O comércio e a publicidade, em plenos anos 2020 tem muitas opções de chegar ao cliente, seja pelas redes sociais, pelo rádio ou pela televisão. As vendas por aplicativos e sites também são realidade para diversas marcas e quase todo tipo de produto, em um momento em que até supermercado se faz de forma remota. Porém a loja física, que recebe o cliente, também não tem previsão de acabar. Segundo a arquiteta e urbanista Rosana Kaus, da Kaus & Copetti – Arquitetura e Engenharia, o cliente quer uma experiência de consumo agradável e isso quer dizer: conhecer a marca, interagir com os produtos e explorar o ambiente.

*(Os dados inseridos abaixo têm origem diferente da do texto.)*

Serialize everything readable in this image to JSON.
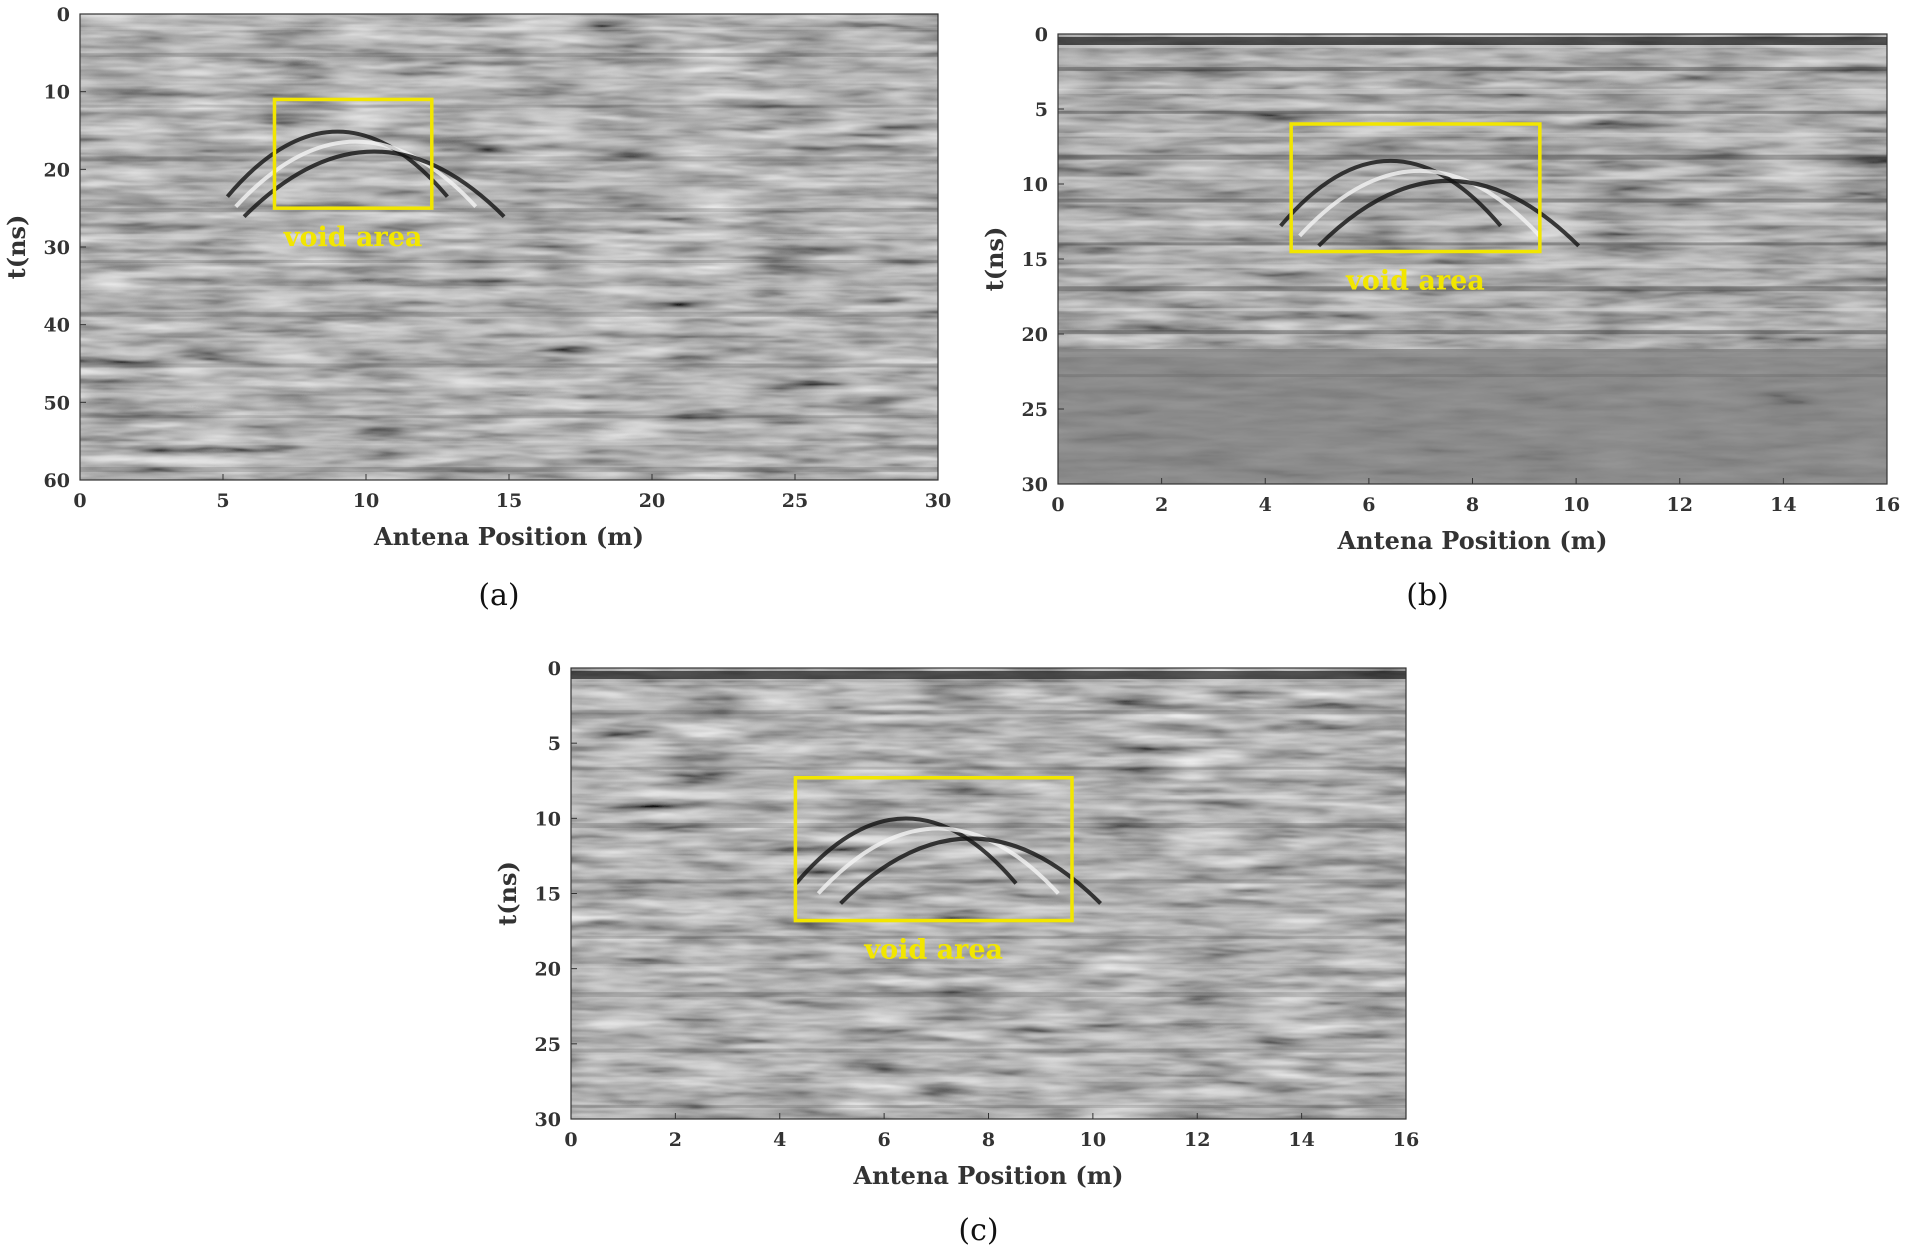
{
  "chart_data": [
    {
      "type": "heatmap",
      "panel_label": "(a)",
      "xlabel": "Antena Position (m)",
      "ylabel": "t(ns)",
      "xlim": [
        0,
        30
      ],
      "ylim": [
        0,
        60
      ],
      "y_inverted": true,
      "xticks": [
        0,
        5,
        10,
        15,
        20,
        25,
        30
      ],
      "yticks": [
        0,
        10,
        20,
        30,
        40,
        50,
        60
      ],
      "colormap": "grayscale",
      "annotation": {
        "text": "void area",
        "color": "#f2e600",
        "x_range": [
          6.8,
          12.3
        ],
        "t_range": [
          11,
          25
        ]
      }
    },
    {
      "type": "heatmap",
      "panel_label": "(b)",
      "xlabel": "Antena Position (m)",
      "ylabel": "t(ns)",
      "xlim": [
        0,
        16
      ],
      "ylim": [
        0,
        30
      ],
      "y_inverted": true,
      "xticks": [
        0,
        2,
        4,
        6,
        8,
        10,
        12,
        14,
        16
      ],
      "yticks": [
        0,
        5,
        10,
        15,
        20,
        25,
        30
      ],
      "colormap": "grayscale",
      "annotation": {
        "text": "void area",
        "color": "#f2e600",
        "x_range": [
          4.5,
          9.3
        ],
        "t_range": [
          6,
          14.5
        ]
      }
    },
    {
      "type": "heatmap",
      "panel_label": "(c)",
      "xlabel": "Antena Position (m)",
      "ylabel": "t(ns)",
      "xlim": [
        0,
        16
      ],
      "ylim": [
        0,
        30
      ],
      "y_inverted": true,
      "xticks": [
        0,
        2,
        4,
        6,
        8,
        10,
        12,
        14,
        16
      ],
      "yticks": [
        0,
        5,
        10,
        15,
        20,
        25,
        30
      ],
      "colormap": "grayscale",
      "annotation": {
        "text": "void area",
        "color": "#f2e600",
        "x_range": [
          4.3,
          9.6
        ],
        "t_range": [
          7.3,
          16.8
        ]
      }
    }
  ]
}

– Quando o cliente se sente bem ao chegar a um ambiente comercial, as chances de ele fechar negócio aumentam. O objetivo dos projetos arquitetônicos é, muito mais que apenas atrair consumidores. É mantê-los interessados desde o primeiro contato com uma marca e, portanto, fidelizar cada um com essa experiência – explica.

ORÇAMENTO E ECONOMIA

Segundo Bruna Copetti, é provável que o fator mais limitador de um projeto é o orçamento. Ela afirma que um baixo orçamento demanda muito mais da criatividade do arquiteto para garantir a qualidade de sua obra.

– Como a maioria das construções possuem um investimento financeiro menor do que os arquitetos gostariam, achamos fundamental buscar alguns exemplos onde os projetos se destacaram por sua criatividade e conseguiram tirar partido desta limitação para criar soluções de qualidade – comenta.

Bruna comenta que nem sempre a prioridade de muitos empresários é contratar um arquiteto. A profissional destaca que o arquiteto pode ajudar desde a escolha do imóvel, até onde vai ser colocada a última lâmpada.

– O Projeto Arquitetônico é seu planejamento. Sem um planejamento, os erros são maiores. Isso gera despesas maiores que as previstas no início. A partir do projeto, planejamos a compra do material adequado e na quantidade certa, o que evita o desperdício e resulta em economia no custo final da obra. Nas reformas, avaliamos a estrutura que pode ser mantida e a que precisa ser renovada ou removida. Além disso, com um arquiteto envolvido, naturalmente ela é mais valorizada – avalia.

Rosana Kaus explica que os clientes procuram o escritório para ter ideia de custo, sempre com a ideia de saber quanto vai custar a reforma. A profissional explica que a forma de trabalhar é sempre baseada no que o cliente pretende gastar. Porém, nem sempre é possível, mas a empresa tenta respeitar isso, tentando trabalhar com materiais acessíveis, que a gente encontra em Santa Maria, para economizar no transporte.

– Procuramos usar materiais que tenham a ver com o negócio, com a marca. Se é uma empresa mais “jovem”, a gente procura trabalhar com USB, uma estética mais industrial. A Probel, que é uma empresa mais romântica, mais clássica, trouxemos boiserie e pinturas, que não são coisas caras, mas deixaram o ambiente aconchegante. E a sindiágua, e queriam, como sindicato, representar algo mais moderno, a gente trouxe os contêineres – explica.